In our trial the clinical impression of change was used to determine responder status (rating scale of 1 [very much improved] to 7 [very much worse]). As Drs. Blanco and Liebowitz indicate, categorical measures of this kind are often less sensitive to drug-placebo differences. This is not always the case, however, and this measure was selected as the primary measure of efficacy before starting the trial. Such global ratings of change are important because they reflect meaningful change; without them it can be difficult to gain a clinical sense of the outcome of a trial.
Drs. Blanco and Liebowitz noted that in our trial, subjects receiving moclobemide 900 mg daily continued to improve between 8 and 12 weeks, and they attributed this improvement to the drug. Unfortunately, data concerning change in effect size between 8 and 12 weeks were not available, so we could not support their inference.
Had our trial ended at 8 weeks, we might have concluded that the highest fixed dose of moclobemide (900 mg daily) is effective. However, most of the differences seen at 8 weeks disappeared at 12 weeks for unknown reasons.

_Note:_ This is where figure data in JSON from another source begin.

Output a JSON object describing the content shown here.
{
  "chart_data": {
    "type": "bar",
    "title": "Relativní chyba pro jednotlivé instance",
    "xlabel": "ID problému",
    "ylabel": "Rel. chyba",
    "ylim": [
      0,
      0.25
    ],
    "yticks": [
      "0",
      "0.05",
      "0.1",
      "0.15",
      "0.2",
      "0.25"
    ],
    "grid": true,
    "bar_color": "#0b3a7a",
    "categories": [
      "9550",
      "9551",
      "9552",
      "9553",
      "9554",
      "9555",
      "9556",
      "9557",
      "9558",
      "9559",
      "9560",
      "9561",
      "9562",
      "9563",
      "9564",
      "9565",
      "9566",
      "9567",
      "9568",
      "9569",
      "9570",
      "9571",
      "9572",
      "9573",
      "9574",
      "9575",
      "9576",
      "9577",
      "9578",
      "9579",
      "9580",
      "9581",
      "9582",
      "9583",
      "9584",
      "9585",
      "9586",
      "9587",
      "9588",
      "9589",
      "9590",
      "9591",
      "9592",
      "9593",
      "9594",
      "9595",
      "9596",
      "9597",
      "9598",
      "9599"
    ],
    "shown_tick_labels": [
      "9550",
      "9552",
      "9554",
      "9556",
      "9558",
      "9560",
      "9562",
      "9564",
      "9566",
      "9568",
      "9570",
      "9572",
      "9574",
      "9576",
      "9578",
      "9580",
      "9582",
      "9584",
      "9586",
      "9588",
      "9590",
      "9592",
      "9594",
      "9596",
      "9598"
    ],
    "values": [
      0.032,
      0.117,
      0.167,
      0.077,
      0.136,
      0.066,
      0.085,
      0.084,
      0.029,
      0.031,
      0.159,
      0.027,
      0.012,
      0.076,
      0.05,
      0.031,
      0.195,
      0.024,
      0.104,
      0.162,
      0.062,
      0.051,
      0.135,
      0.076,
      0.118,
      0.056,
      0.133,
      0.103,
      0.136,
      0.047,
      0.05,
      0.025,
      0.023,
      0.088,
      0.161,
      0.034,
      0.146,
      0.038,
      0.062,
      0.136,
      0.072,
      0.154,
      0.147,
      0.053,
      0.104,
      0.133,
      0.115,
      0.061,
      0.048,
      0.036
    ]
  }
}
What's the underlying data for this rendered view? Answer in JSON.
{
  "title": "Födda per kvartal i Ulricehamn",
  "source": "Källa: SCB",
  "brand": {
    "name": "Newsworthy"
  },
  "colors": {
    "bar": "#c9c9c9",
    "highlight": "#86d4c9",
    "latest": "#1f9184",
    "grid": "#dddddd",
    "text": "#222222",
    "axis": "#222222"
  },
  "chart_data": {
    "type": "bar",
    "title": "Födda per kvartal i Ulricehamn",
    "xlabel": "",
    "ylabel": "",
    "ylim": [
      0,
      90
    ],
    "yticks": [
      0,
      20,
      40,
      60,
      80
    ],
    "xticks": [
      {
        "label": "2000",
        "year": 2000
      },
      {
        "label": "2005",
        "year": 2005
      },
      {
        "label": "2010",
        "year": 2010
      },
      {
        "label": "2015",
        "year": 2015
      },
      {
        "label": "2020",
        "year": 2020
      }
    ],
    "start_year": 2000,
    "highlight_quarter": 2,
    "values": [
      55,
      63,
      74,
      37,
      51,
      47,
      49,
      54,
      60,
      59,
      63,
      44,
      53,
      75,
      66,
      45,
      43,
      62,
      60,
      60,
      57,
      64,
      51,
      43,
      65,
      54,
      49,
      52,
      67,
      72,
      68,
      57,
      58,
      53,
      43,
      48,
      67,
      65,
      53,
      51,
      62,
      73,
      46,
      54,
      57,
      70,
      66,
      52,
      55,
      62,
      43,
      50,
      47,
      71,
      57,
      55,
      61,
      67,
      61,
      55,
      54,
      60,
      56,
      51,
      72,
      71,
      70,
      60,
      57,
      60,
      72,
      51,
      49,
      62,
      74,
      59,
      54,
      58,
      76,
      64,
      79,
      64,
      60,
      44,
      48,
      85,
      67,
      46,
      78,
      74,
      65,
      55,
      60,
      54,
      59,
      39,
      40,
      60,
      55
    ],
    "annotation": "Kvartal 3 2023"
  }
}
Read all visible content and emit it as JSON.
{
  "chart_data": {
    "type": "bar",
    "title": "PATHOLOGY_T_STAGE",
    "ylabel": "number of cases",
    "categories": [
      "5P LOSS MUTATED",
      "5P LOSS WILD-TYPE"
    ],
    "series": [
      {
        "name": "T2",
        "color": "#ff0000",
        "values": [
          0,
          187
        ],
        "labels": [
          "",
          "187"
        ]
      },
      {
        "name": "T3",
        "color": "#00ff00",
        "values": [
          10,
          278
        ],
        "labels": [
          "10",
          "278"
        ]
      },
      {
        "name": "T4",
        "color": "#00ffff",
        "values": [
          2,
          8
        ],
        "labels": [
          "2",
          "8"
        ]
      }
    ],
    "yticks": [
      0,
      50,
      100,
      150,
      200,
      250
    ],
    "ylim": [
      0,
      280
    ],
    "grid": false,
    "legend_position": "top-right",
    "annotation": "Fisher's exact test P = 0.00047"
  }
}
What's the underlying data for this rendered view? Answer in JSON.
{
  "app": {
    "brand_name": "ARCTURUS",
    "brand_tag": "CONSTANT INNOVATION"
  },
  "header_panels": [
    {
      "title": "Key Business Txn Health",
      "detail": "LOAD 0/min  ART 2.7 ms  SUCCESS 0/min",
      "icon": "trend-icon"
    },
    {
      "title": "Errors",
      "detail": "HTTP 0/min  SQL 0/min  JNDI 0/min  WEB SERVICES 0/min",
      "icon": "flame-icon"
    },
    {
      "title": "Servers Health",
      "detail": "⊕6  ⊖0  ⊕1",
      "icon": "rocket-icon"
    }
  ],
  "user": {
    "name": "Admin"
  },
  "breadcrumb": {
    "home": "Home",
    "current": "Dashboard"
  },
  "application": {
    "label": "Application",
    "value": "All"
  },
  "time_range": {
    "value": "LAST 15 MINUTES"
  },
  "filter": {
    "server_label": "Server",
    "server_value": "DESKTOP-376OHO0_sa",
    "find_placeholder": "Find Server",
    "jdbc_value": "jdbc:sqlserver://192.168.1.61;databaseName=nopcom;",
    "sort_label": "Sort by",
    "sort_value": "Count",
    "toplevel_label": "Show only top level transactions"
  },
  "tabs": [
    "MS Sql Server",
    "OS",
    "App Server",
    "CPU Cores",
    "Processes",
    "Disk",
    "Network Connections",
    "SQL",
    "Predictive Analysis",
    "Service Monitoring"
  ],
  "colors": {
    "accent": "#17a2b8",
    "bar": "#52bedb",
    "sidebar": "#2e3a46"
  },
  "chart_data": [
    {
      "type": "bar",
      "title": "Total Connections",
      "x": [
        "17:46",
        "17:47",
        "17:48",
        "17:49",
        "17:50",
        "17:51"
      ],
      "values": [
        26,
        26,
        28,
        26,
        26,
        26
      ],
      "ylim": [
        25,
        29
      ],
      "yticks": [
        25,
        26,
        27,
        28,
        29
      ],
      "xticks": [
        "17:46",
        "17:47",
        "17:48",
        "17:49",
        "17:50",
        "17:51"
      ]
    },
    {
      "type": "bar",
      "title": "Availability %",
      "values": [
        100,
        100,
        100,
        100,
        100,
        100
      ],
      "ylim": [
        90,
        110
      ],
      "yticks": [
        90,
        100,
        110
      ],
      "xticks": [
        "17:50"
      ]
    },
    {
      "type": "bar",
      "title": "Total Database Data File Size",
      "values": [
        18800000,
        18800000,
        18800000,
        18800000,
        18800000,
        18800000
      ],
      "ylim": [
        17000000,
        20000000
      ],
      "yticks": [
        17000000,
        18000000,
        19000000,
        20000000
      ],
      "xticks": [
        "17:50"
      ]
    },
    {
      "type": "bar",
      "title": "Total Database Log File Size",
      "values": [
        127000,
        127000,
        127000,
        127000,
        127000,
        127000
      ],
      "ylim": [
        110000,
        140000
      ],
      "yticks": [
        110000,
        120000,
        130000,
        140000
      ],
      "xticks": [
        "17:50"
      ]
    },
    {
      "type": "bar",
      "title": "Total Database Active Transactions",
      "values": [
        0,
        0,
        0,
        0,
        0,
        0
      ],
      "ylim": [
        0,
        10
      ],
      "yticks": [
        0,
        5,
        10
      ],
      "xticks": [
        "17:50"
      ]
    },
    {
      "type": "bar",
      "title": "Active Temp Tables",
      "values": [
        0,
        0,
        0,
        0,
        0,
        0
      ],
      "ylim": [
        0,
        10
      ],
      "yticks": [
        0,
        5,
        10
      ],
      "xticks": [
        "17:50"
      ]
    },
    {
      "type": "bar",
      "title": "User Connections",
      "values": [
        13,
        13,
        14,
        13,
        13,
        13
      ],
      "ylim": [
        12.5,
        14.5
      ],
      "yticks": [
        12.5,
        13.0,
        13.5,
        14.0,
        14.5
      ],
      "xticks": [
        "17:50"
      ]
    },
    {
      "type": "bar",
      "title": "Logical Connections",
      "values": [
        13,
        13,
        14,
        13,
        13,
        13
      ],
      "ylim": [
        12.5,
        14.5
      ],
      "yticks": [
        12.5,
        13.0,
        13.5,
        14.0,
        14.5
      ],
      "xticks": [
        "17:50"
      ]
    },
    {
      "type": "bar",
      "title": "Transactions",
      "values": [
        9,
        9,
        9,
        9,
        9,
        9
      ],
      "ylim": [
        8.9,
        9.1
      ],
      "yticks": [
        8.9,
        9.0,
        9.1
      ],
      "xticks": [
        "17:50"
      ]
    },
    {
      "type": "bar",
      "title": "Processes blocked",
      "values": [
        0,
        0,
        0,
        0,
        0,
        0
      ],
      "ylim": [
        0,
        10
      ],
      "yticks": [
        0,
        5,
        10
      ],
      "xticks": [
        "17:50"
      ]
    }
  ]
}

Differences at 8 weeks may have been chance findings; tolerance to early drug effects may have developed by 12 weeks, or robust response to placebo may have overwhelmed the small drug effects seen earlier.
It is certainly possible, as we stated in our report, that moclobemide is effective for social phobia but at doses higher than those used. Nevertheless, the safety of such doses has not, to our knowledge, been established. Given the proven efficacy of standard monoamine oxidase inhibitors (MAOIs) (i.e., phenelzine), [4] reversible MAOIs remain an attractive alternative. Further efforts to establish efficacy or lack of it are warranted."